Remittances to Egypt increased 11% in 2020, to record a high of nearly $30bn, the World Bank has revealed.
It added that remittance flows to the Middle East and North Africa (MENA) region rose by 2.3% to about $56bn in 2020.
The growth is largely credited to strong remittance flows to Egypt and Morocco, with the latter reporting a rise of 6.5%. Also registering an increase in remittance flows was Tunisia, which saw a 2.5% rise.
In contrast, other economies in the region experienced losses in 2020, with Djibouti, Lebanon, Iraq, and Jordan posting double-digit declines.
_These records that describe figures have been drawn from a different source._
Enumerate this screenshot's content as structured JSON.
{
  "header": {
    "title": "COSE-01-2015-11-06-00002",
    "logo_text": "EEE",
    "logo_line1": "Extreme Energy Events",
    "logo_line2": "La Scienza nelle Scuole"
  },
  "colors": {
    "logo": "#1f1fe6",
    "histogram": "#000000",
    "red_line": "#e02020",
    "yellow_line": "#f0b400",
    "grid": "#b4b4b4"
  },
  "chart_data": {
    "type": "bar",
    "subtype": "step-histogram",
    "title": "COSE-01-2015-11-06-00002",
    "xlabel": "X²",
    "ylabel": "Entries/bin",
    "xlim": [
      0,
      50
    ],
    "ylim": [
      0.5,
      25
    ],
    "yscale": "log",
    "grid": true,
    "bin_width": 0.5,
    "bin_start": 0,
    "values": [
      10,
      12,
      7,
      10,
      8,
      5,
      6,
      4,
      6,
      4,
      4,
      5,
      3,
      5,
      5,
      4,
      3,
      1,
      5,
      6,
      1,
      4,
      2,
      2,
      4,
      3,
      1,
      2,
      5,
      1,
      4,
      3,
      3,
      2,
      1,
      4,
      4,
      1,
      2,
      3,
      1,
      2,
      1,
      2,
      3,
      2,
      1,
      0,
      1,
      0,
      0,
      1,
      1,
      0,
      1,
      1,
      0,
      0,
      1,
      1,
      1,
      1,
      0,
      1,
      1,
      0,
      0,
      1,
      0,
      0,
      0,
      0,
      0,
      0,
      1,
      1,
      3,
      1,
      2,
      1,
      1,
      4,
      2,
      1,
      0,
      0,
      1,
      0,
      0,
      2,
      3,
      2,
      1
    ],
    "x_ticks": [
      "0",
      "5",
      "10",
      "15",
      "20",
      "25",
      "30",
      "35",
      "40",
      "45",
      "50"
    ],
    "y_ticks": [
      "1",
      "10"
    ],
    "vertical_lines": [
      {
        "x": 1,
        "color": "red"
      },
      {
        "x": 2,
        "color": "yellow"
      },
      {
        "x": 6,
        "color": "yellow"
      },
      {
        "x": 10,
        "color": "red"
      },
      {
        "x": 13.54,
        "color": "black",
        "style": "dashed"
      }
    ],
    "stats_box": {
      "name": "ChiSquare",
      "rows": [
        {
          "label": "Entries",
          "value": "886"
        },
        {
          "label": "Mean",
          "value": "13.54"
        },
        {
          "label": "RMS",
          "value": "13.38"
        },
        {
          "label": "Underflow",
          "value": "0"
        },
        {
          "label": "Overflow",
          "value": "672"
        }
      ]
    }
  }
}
In 2021, remittances to the region are likely to grow 2.6%, due to moderate growth in the Euro area and weak outflows from the Gulf Cooperation Council (GCC) countries.
The cost of sending $200 to the region fell slightly in the fourth quarter (Q4) of 2020 to 6.6%. Costs vary greatly across corridors, with the cost of sending money from high-income countries in the Organisation for Economic Co-operation and Development (OECD) to Lebanon remaining very high, mostly in the double digits.
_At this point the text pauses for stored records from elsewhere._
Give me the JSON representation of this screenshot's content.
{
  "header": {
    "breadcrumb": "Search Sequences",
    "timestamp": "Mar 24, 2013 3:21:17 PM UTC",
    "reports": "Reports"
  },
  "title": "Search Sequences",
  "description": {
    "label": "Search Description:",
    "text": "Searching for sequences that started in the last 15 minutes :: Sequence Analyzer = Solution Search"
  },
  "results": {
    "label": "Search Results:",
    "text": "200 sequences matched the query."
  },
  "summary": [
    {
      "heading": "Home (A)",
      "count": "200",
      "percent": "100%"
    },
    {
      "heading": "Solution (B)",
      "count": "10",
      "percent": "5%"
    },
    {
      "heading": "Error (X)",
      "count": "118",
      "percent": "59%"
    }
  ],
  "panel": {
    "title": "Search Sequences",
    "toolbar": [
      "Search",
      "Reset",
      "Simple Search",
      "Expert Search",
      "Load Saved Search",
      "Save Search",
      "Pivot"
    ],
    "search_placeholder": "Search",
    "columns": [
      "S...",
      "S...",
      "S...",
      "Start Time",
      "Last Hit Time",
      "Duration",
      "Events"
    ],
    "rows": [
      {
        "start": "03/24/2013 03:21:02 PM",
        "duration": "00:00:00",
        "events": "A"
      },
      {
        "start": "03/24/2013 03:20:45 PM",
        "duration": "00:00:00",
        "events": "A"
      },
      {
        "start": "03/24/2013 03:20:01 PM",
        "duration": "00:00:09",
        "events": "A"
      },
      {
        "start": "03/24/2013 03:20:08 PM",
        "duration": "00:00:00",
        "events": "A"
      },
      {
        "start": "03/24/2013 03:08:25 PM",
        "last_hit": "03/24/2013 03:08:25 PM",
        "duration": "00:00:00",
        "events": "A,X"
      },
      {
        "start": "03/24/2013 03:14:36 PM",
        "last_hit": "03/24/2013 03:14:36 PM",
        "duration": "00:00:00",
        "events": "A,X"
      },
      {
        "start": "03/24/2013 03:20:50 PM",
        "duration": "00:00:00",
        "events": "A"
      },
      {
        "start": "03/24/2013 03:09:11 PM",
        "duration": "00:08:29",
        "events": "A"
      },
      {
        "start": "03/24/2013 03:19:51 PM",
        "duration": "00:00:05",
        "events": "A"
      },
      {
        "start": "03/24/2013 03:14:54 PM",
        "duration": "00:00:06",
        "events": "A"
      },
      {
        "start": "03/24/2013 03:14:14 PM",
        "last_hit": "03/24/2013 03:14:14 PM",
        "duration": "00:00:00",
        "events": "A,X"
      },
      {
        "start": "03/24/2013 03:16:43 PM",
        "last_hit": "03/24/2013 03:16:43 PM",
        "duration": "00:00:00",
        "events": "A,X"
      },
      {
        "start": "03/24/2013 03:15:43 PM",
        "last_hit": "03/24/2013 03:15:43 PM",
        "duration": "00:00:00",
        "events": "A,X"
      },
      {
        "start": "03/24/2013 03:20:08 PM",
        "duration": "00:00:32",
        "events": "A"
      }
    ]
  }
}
On the other hand, sending money from GCC countries to Egypt and Jordan costs around 3% in some corridors.
Despite the novel coronavirus (COVID-19) pandemic, global remittance flows remained resilient during the year, registering a smaller decline than previously projected, the World Bank added.
Officially recorded remittance flows to low- and middle-income countries reached $540bn in 2020, just 1.6% below the 2019 total of $548bn, according to the World Bank’s latest Migration and Development Brief.
The decline in recorded remittance flows in 2020 was smaller than that reported during the 2009 global financial crisis, which stood at 4.8%. It was also far lower than the fall in foreign direct investment (FDI) flows to low- and middle-income countries, which, excluding flows to China, fell by over 30% in 2020.
As a result, remittance flows to low- and middle-income countries surpassed the sum of FDI, of $259bn, and overseas development assistance of $179bn in 2020 according to the World Bank.
The main drivers for the steady flow included fiscal stimuli that resulted in better-than-expected economic conditions in host countries. It also caused a shift in flows from cash to digital, and from informal to formal channels, alongside cyclical movements in oil prices and currency exchange rates.
The true size of remittances, which includes formal and informal flows, is believed to be larger than officially reported data, though the extent of the impact of COVID-19 on informal flows is unclear.